Il futuro Il problema vero, però, potrebbe emergere tra 95 giorni, più o meno, visto che ora ci sono cinque giorni per inviare l’atto al ministero dell’Interno e alla Corte dei conti, poi scatteranno i 90 giorni entro i quali il consiglio comunale dovrà tornare a votare un atto, quello sì, pieno di numeri – quello approvato martedì aveva solo l’indicazione generica degli otto più tre milioni di disavanzo – e di dettagli. E lì potrebbero sorgere problemi – come dire – di coscienza più seri nei consiglieri.
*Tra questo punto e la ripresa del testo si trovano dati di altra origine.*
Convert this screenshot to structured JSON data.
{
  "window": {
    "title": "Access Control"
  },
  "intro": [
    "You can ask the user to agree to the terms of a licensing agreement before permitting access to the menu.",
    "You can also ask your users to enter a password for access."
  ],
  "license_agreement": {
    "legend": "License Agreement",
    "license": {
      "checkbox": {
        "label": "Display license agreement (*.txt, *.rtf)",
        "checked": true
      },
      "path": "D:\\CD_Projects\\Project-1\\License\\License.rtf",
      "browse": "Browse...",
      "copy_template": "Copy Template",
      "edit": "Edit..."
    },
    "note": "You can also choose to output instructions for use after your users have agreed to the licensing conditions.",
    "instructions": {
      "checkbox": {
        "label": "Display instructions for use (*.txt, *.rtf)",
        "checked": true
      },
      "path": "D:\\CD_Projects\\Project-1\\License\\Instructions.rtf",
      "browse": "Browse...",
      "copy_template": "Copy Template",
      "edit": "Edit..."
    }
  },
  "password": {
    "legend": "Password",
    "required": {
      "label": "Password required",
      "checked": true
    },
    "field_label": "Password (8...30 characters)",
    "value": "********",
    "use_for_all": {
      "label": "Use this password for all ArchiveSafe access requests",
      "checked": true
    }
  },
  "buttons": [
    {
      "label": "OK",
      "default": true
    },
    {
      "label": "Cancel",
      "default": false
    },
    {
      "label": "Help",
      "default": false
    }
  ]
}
Polemiche ‘social’ «Avviso ai naviganti – ha subito commentato Sandro Piermatti (PD) su Facebook – Eros (inteso come Eros Brega; ndr) ordina, Benci (inteso come Luigi Bencivenga; ndr) ubbidisce». Con il diretto interessato che ha replicato: «Tu Piermatti è una vita che obbedisci». Contro replica: «Giusto obbedisco ai mie valori non ai capi bastone». Contro-contro replica «Anche tu hai avuto i tuoi capi bastone». E l’ex vice presidente del consiglio comunale,  David Tallarico, che ironizza: «Che commedia che siete». Avanti così.